A new president had been appointed. The diving operations had concluded. People were slowly moving on from the Ferry disaster. But for Henry, his mind simply refused. He was on a standstill in his life. He didn't go to school. He didn't laugh or play. He barely talked. Coach dropped in to check on him every day to take him out if he was ever in the mood but Henry didn't want to leave the house.

It had been three days since the funerals and he hadn't been a part of it.

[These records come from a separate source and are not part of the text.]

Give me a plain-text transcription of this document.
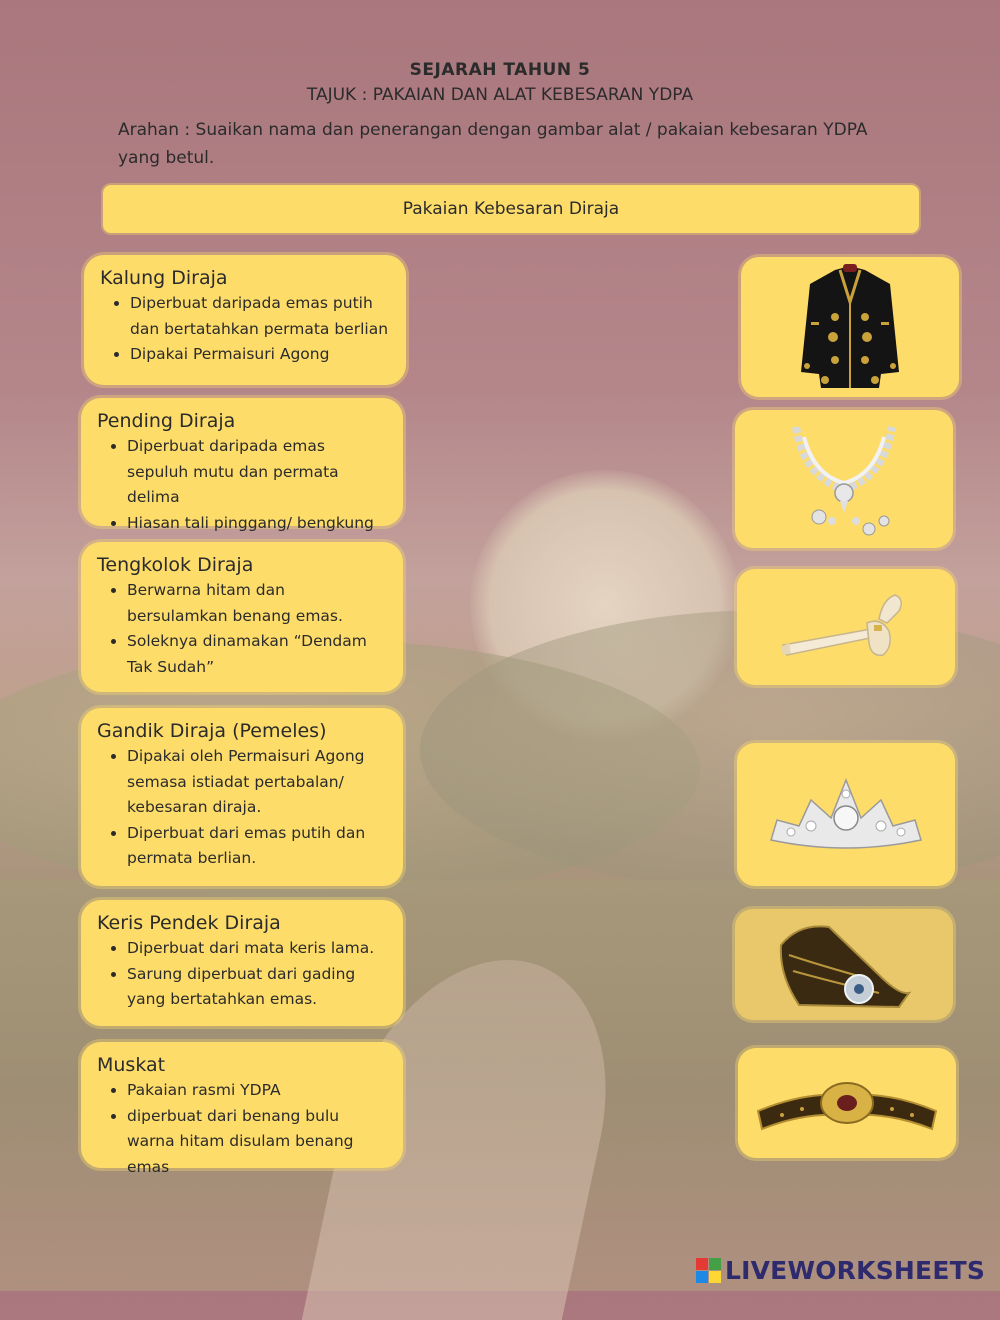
SEJARAH TAHUN 5
TAJUK : PAKAIAN DAN ALAT KEBESARAN YDPA
Arahan : Suaikan nama dan penerangan dengan gambar alat / pakaian kebesaran YDPA yang betul.
Pakaian Kebesaran Diraja
Kalung Diraja
• Diperbuat daripada emas putih dan bertatahkan permata berlian
• Dipakai Permaisuri Agong
Pending Diraja
• Diperbuat daripada emas sepuluh mutu dan permata delima
• Hiasan tali pinggang/ bengkung
Tengkolok Diraja
• Berwarna hitam dan bersulamkan benang emas.
• Soleknya dinamakan “Dendam Tak Sudah”
Gandik Diraja (Pemeles)
• Dipakai oleh Permaisuri Agong semasa istiadat pertabalan/ kebesaran diraja.
• Diperbuat dari emas putih dan permata berlian.
Keris Pendek Diraja
• Diperbuat dari mata keris lama.
• Sarung diperbuat dari gading yang bertatahkan emas.
Muskat
• Pakaian rasmi YDPA
• diperbuat dari benang bulu warna hitam disulam benang emas
LIVEWORKSHEETS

In a graveyard just a few blocks away from his house his team's remains lay six feet beneath the ground but Henry had not been able to bring himself to visit them. The guilt that weighed him down was so heavy it choked him and he came off with panic attacks nearly every day.

He couldn't think of any of them without breaking down. It was clear that the adults expected him to visit the graveyard though. Hell, even he wanted to. Fin and Cassie were buried somewhere there as well. Their smiles, their laughs, the teasing, the pranks, the annoying music in the middle of the night- every memory hurt.

It wasn't until Coach's visit that day that anything in Henry's life started moving again. Henry sat outside on the steps of their porch, staring unseeingly at his mother's neatly kept flower beds. On a normal day, the other kids who passed by the house would tease him and throw things at him and generally just try to annoy him but now they all steered clear of him. Every gaze directed at him was laced with sympathy.

It's not sympathy I need, Henry thought furiously, it's my friends!

Coach's red minivan pulled up at the curb and Henry looked away, trying to forget the hundreds of times the team had ridden in it, cramped one on top of the other to fit in. Tony, Nate and Brian had even stolen it once he remembered. Coach jumped out of the door, locked it behind him and slowly walked over to the boy.

"How are we feeling today?"

Henry scoffed. "You ask me that every day."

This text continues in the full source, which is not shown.